2010 Wyeth Consumer Healthcare Bowl of Hygeia: Igor Shaskin
Manager, Stafford Pharmacy & Home Healthcare
"I do it [volunteer] because I’m part of a community. Pharmacy has always been part of the community. It’s not enough just to be the drug therapy experts. Pharmacists have an important leadership role to play.”
Igor Shaskin is a leader who inspires others by example. For the 25 years he has owned Stafford Pharmacy & Home Healthcare, he has built a sterling reputation not only as a pharmacist but as a community leader. “Being able to do meaningful work is what gives me the greatest satisfaction. I want to make an impact.” Well, Igor needn’t worry. Not only has he positively impacted the health of patients, he has improved the lives of countless others through his volunteer work.
As a Director of the Lethbridge Chamber of Commerce and the Lethbridge Better Business Bureau, he protected the interests of both fellow business owners and citizens. As a member of the Lethbridge Y’s Men’s Service Club and the Galbraith School Council, he has spoken on behalf of issues that affect both young and old. He has passed on his business knowledge as a Junior Achievement Business Mentor. As a member of the University of Lethbridge’s Fundraising Committee, he helped make the new LINC Centre, a state-of- the-art library and reference centre, a reality.

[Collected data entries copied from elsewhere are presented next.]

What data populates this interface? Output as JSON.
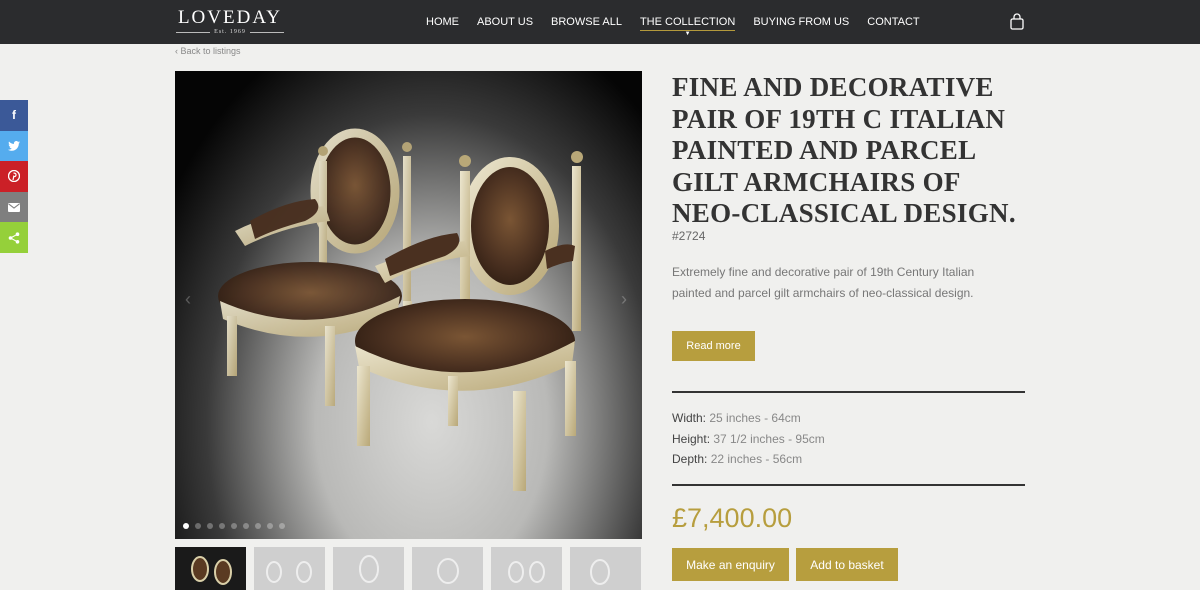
{
  "brand": {
    "name": "LOVEDAY",
    "est": "Est. 1969"
  },
  "nav": [
    {
      "label": "HOME"
    },
    {
      "label": "ABOUT US"
    },
    {
      "label": "BROWSE ALL"
    },
    {
      "label": "THE COLLECTION",
      "active": true
    },
    {
      "label": "BUYING FROM US"
    },
    {
      "label": "CONTACT"
    }
  ],
  "cart_icon": "shopping-bag-icon",
  "back_link": "‹ Back to listings",
  "share": [
    {
      "icon": "facebook-icon",
      "glyph": "f"
    },
    {
      "icon": "twitter-icon",
      "glyph": "t"
    },
    {
      "icon": "pinterest-icon",
      "glyph": "p"
    },
    {
      "icon": "email-icon",
      "glyph": "✉"
    },
    {
      "icon": "share-icon",
      "glyph": "<"
    }
  ],
  "gallery": {
    "slide_count": 9,
    "active_slide": 1,
    "prev_icon": "chevron-left-icon",
    "next_icon": "chevron-right-icon",
    "thumbnail_count": 6
  },
  "product": {
    "title": "FINE AND DECORATIVE PAIR OF 19TH C ITALIAN PAINTED AND PARCEL GILT ARMCHAIRS OF NEO-CLASSICAL DESIGN.",
    "ref": "#2724",
    "description": "Extremely fine and decorative pair of 19th Century Italian painted and parcel gilt armchairs of neo-classical design.",
    "read_more": "Read more",
    "dimensions": [
      {
        "label": "Width:",
        "value": "25 inches - 64cm"
      },
      {
        "label": "Height:",
        "value": "37 1/2 inches - 95cm"
      },
      {
        "label": "Depth:",
        "value": "22 inches - 56cm"
      }
    ],
    "price": "£7,400.00",
    "enquiry_label": "Make an enquiry",
    "basket_label": "Add to basket"
  },
  "colors": {
    "header": "#2b2c2e",
    "accent": "#b79e3e",
    "background": "#f0f0ee"
  }
}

He works in the broader arena of healthcare too. He is just completing his fourth year on the hospital foundation. “I wanted to be certain that patients receive the best of care. This can only happen if we have what hospital staff and healthcare professionals need in the hospital to provide that care. I want a facility that is leading edge – that can offer innovative care. When you have that, care improves and you can attract the best people, and that too creates better care.”

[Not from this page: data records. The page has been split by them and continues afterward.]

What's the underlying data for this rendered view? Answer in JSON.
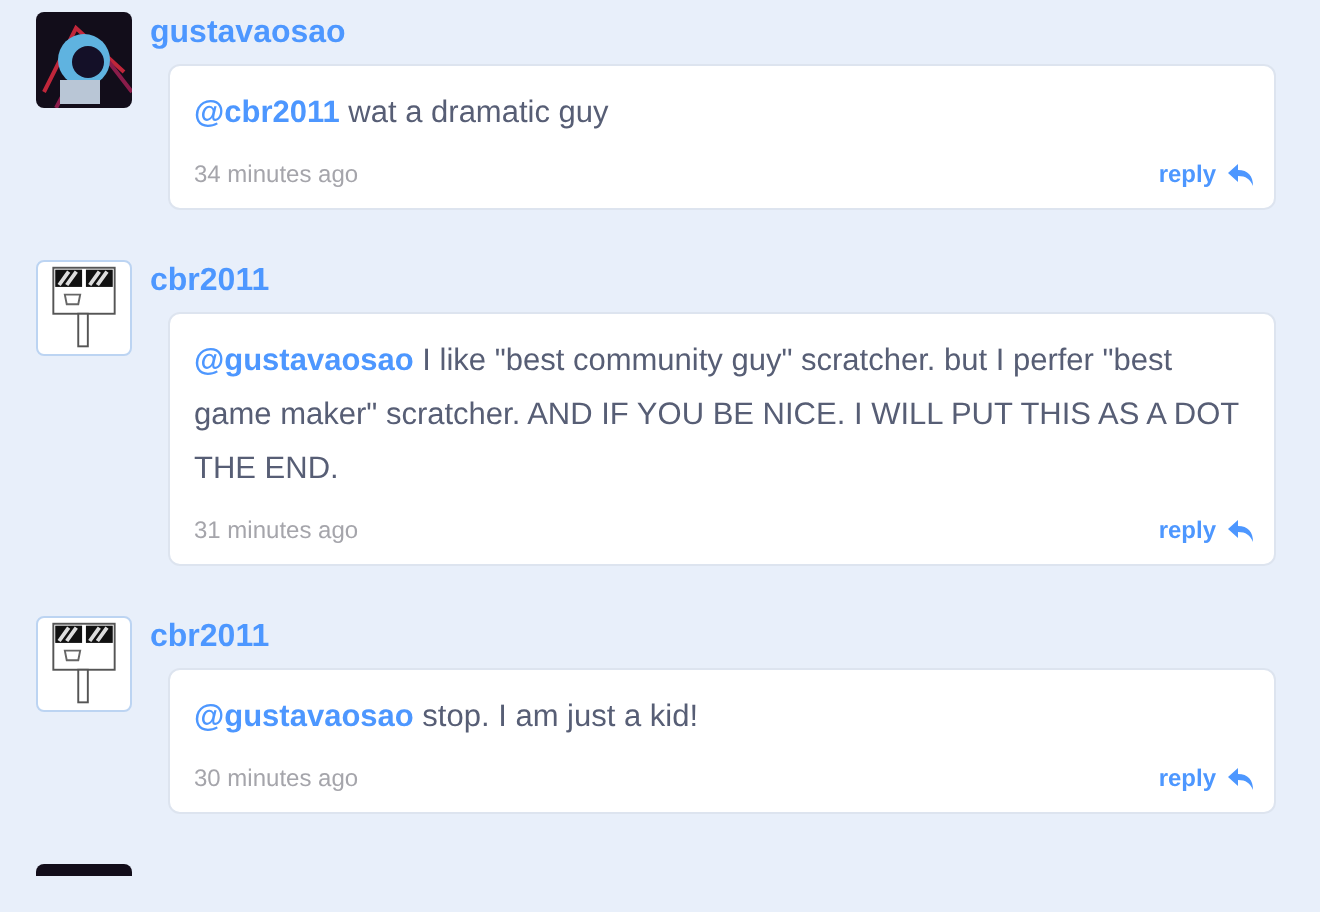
{
  "comments": [
    {
      "kind": "photo",
      "username": "gustavaosao",
      "text": "**@cbr2011** wat a dramatic guy",
      "time": "34 minutes ago",
      "reply": "reply"
    },
    {
      "kind": "sign",
      "username": "cbr2011",
      "text": "**@gustavaosao** I like \"best community guy\" scratcher. but I perfer \"best game maker\" scratcher. AND IF YOU BE NICE. I WILL PUT THIS AS A DOT THE END.",
      "time": "31 minutes ago",
      "reply": "reply"
    },
    {
      "kind": "sign",
      "username": "cbr2011",
      "text": "**@gustavaosao** stop. I am just a kid!",
      "time": "30 minutes ago",
      "reply": "reply"
    },
    {
      "kind": "photo"
    }
  ]
}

Igor also takes pharmacy education well beyond the doors of his pharmacy. He has spread his enthusiasm for the profession by being a guest speaker at many school presentations. He also presents talks to community groups, seniors associations, and other health professionals. His in-service presentation for Dacapo, a part of Lethbridge Family Services, is now mandatory for all new staff.
“It’s a given that you have to be an educator. That’s a criterion of being a good pharmacist. There is a public education program that is titled, ‘Knowledge: Your Best Medicine.’ I really believe that. I always try to figure out what will make it interesting for the audience. For the elementary school presentations, I would often take in a giant mortar and pestle. For younger groups, I take in Remington’s and Martindale’s [pharmacy reference texts]; they weigh almost as much as the kids! They can’t believe all the information that pharmacists have to know. For seniors, I try to help them understand that medicine is not a commodity to simply consume; it’s a tool – one that can do good things or do harm. It’s important then to learn how best to use such a valuable tool.”
For all of this, Igor doesn’t expect any payment but feels rewarded in other ways. “Don’t misunderstand – I am a huge proponent for the payment of pharmacist services within the professional practice. Yet you learn so much just talking to people when taking the opportunity to meet them this way – outside of the pharmacy. As long as the audience is attentive and I can see the ‘light go on’ I’ll keep doing it. The profession gives you everything: your skills, your living. For the profession to be sustainable, sometimes you have to give back. That giving starts at home.”
He is also of the opinion that pharmacists have a very important leadership role to play within their community. “People within the community just naturally look to you as that leader. We shouldn’t disappoint and, more importantly, we should grab on to the opportunity.”
What wisdom can Igor pass along from his volunteer experience? “Try to find a way to contribute to your community in a meaningful, significant way. You should add to Maslow’s hierarchy. Community participation is another way to do that meaningful work and leave your legacy within that community.”